Not everyone has gotten the memo, though. Today in church, I was once again reminded of the heteronormative expectations that are often placed on young married women in religious contexts. I requested membership at one of the area churches, using the Queen Bess name, and after our marriage, I was welcomed into the church by that name. Today, there was a notice in the bulletin about introducing the church to the faculty of The Chancellor’s school. He was one of the teachers listed, with a blurb mentioning that he was married to his sweetheart, “Queeny.” Obviously that’s a pseudonym. But you get the idea. Again, in the self-same bulletin, we were listed in the prayer section as “Lord and Queeny Chancellor.”

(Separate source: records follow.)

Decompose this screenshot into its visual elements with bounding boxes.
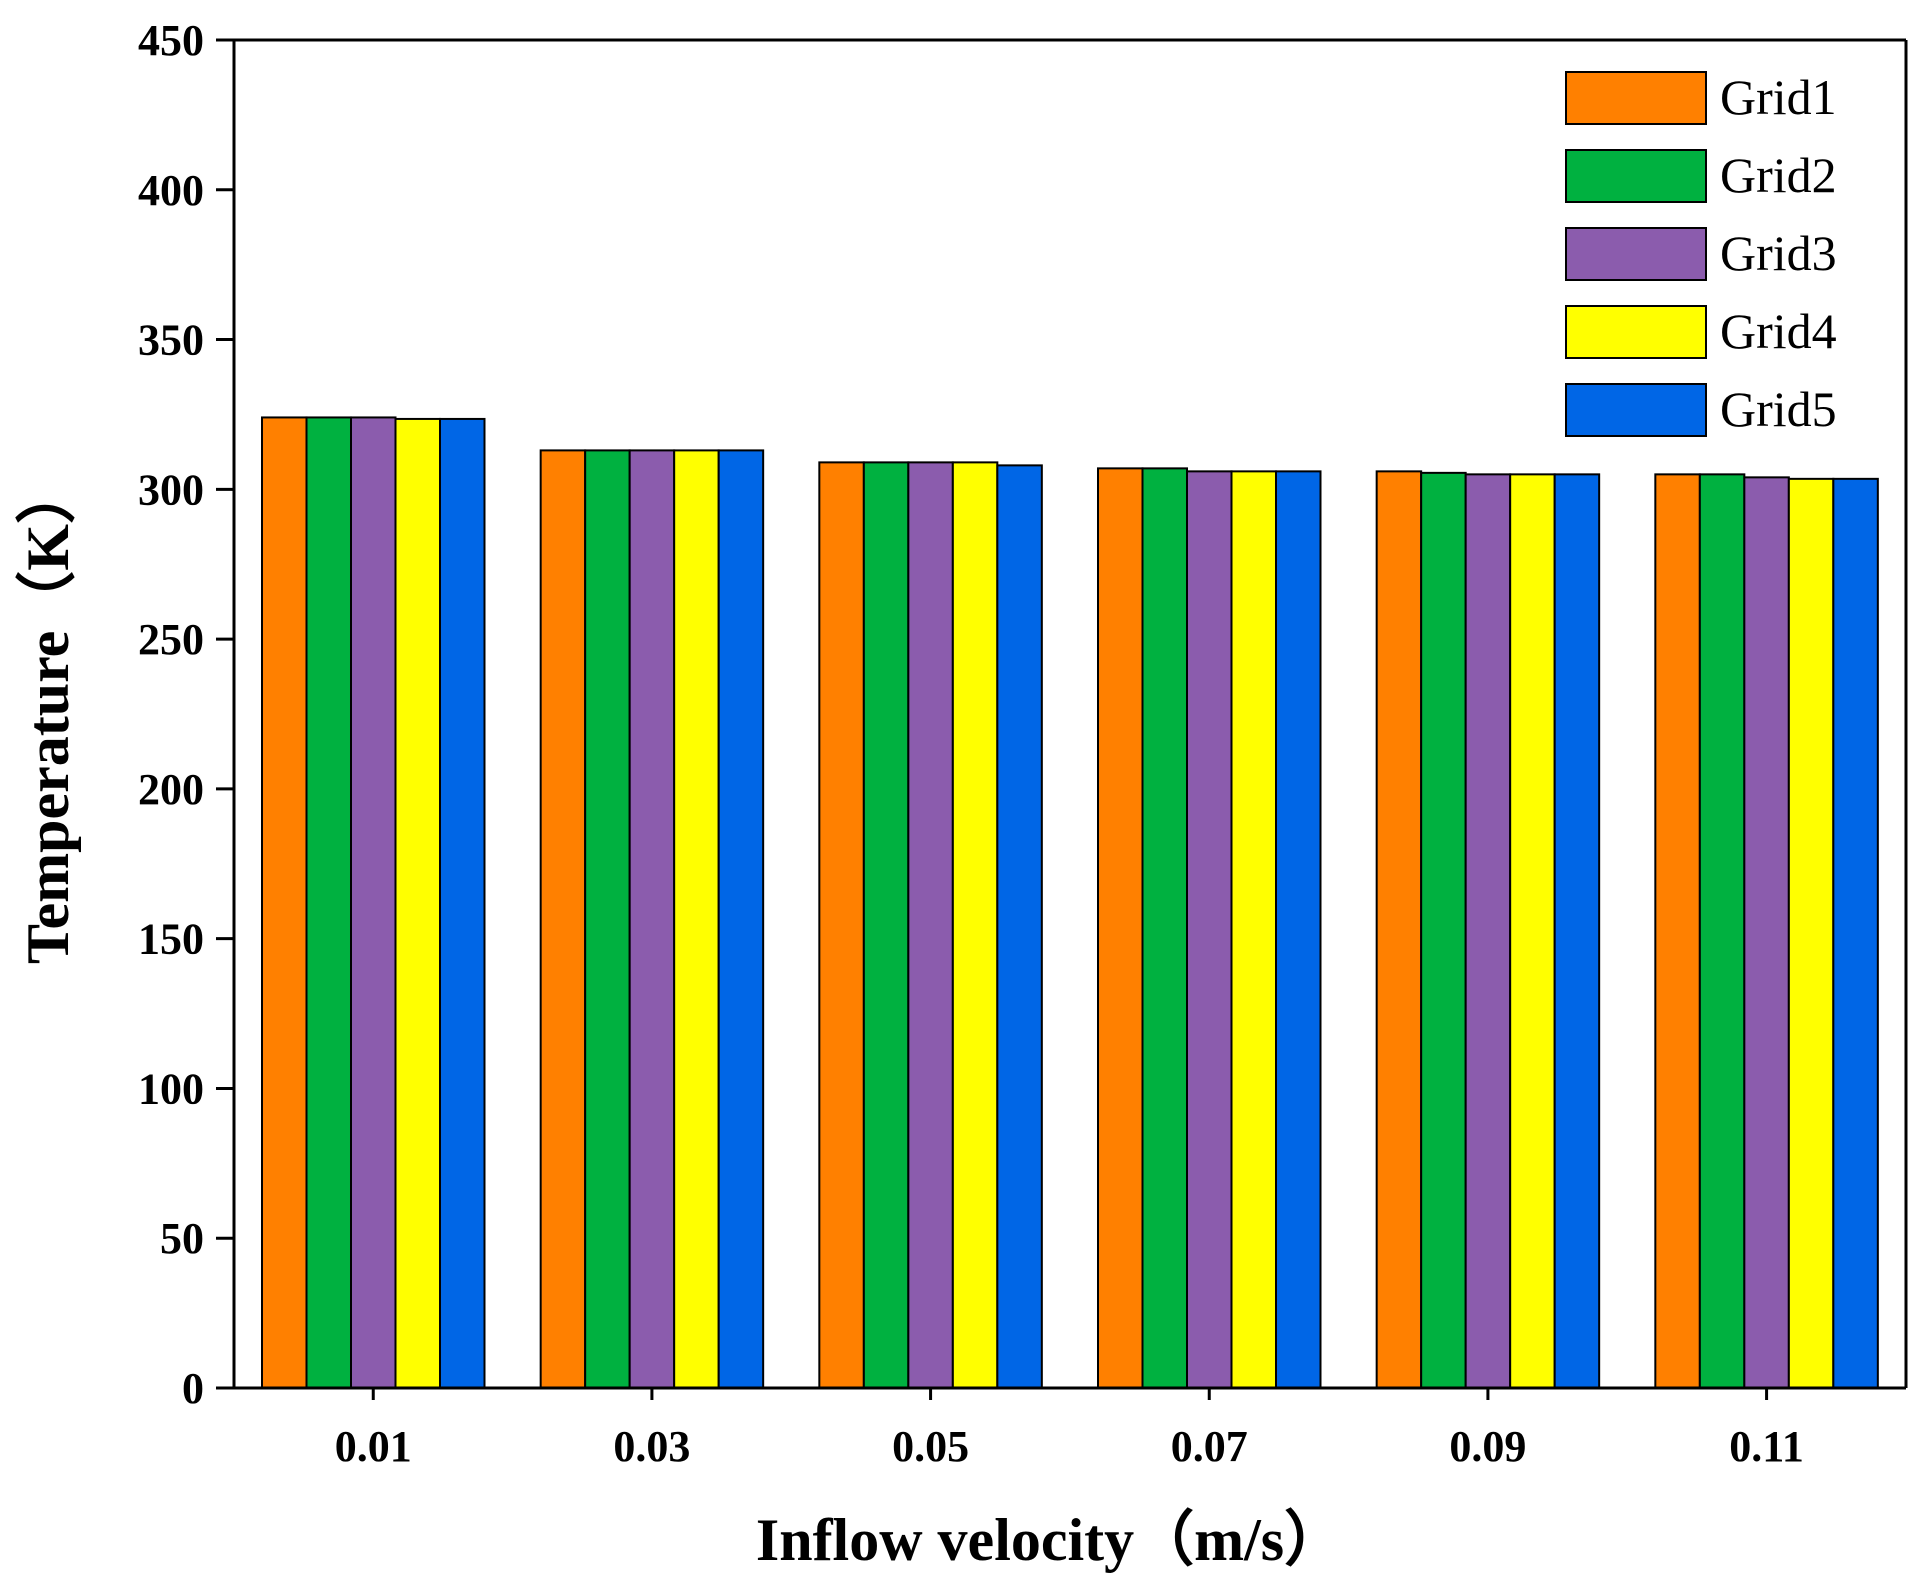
y-axis-title: Temperature（K） [14, 464, 81, 964]
y-tick-label: 250 [138, 615, 204, 664]
bar-grid4-0.09 [1509, 473, 1556, 1390]
bar-grid3-0.03 [628, 449, 676, 1389]
bar-grid3-0.07 [1186, 470, 1233, 1389]
bar-grid5-0.09 [1553, 473, 1601, 1390]
bar-grid5-0.03 [717, 449, 765, 1389]
x-tick-label: 0.05 [892, 1422, 969, 1471]
y-tick-label: 100 [138, 1064, 204, 1113]
x-tick-label: 0.03 [613, 1422, 690, 1471]
bar-grid5-0.01 [439, 417, 486, 1389]
bar-grid4-0.05 [951, 461, 999, 1389]
legend-label-grid2: Grid2 [1720, 147, 1837, 203]
x-tick-label: 0.01 [335, 1422, 412, 1471]
bar-grid4-0.07 [1230, 470, 1277, 1389]
y-ticks: 0 50 100 150 200 250 300 350 400 450 [138, 16, 234, 1413]
bar-grid4-0.03 [673, 449, 720, 1389]
legend-swatch-grid1 [1565, 71, 1707, 125]
bars-layer [261, 416, 1879, 1390]
bar-grid2-0.09 [1420, 471, 1467, 1389]
bar-grid3-0.05 [907, 461, 954, 1389]
bar-grid1-0.09 [1375, 470, 1423, 1389]
bar-grid5-0.11 [1832, 477, 1879, 1389]
y-tick-label: 400 [138, 166, 204, 215]
x-ticks: 0.01 0.03 0.05 0.07 0.09 0.11 [335, 1388, 1804, 1471]
axes-layer [232, 38, 1908, 1390]
legend-swatch-grid2 [1565, 149, 1707, 203]
bar-grid1-0.03 [539, 449, 587, 1389]
legend: Grid1 Grid2 Grid3 Grid4 Grid5 [1565, 69, 1837, 437]
bar-grid5-0.05 [996, 464, 1043, 1389]
legend-swatch-grid3 [1565, 227, 1707, 281]
legend-label-grid5: Grid5 [1720, 381, 1837, 437]
bar-grid3-0.01 [350, 416, 397, 1389]
bar-grid4-0.01 [394, 417, 441, 1389]
y-tick-label: 350 [138, 316, 204, 365]
bar-grid3-0.11 [1743, 476, 1790, 1389]
x-tick-label: 0.07 [1171, 1422, 1248, 1471]
legend-swatch-grid4 [1565, 305, 1707, 359]
legend-label-grid4: Grid4 [1720, 303, 1837, 359]
bar-grid1-0.05 [818, 461, 865, 1389]
y-tick-label: 200 [138, 765, 204, 814]
x-axis-title: Inflow velocity（m/s） [756, 1506, 1344, 1573]
legend-label-grid1: Grid1 [1720, 69, 1837, 125]
bar-grid3-0.09 [1464, 473, 1512, 1390]
y-tick-label: 50 [160, 1214, 204, 1263]
legend-label-grid3: Grid3 [1720, 225, 1837, 281]
y-tick-label: 300 [138, 465, 204, 514]
y-tick-label: 450 [138, 16, 204, 65]
bar-grid1-0.07 [1097, 467, 1144, 1389]
bar-grid2-0.07 [1141, 467, 1188, 1389]
bar-grid2-0.03 [584, 449, 631, 1389]
bar-grid4-0.11 [1787, 477, 1835, 1389]
x-tick-label: 0.11 [1729, 1422, 1804, 1471]
bar-grid2-0.01 [305, 416, 352, 1389]
y-tick-label: 150 [138, 915, 204, 964]
bar-grid5-0.07 [1275, 470, 1322, 1389]
legend-swatch-grid5 [1565, 383, 1707, 437]
bar-grid1-0.01 [261, 416, 308, 1389]
bar-grid1-0.11 [1654, 473, 1701, 1390]
bar-grid2-0.05 [862, 461, 910, 1389]
x-tick-label: 0.09 [1449, 1422, 1526, 1471]
y-tick-label: 0 [182, 1364, 204, 1413]
bar-grid2-0.11 [1698, 473, 1746, 1390]
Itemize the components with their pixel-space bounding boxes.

First, I felt angry and violated. Not only was my name erased for the assumption that I had taken my partner’s, but my own first name was misspelled. Not cool, especially for a church that had managed to get it right the first time. Both my first and last names are six letters each–not hard to spell at all. Further, if they weren’t certain, couldn’t they have just asked?

I have since decided to take a humor-based approach. I texted The (former) Vice Principal of Everything (pseudonym for a dear friend who just moved away), “We’ve been asked to pray for Lord and Queeny Chancellor. Do you know who this Queeny Chancellor is?” She wrote back that she thinks The Chancellor’s been taking her to dinner behind my back. And thus is born my evil twin.

So, if you see anything addressed to a Queeny Chancellor, don’t assume it’s me. I have an evil doppelganger who wants nothing more than to usurp my rightful place in the Bess-Chancellor household.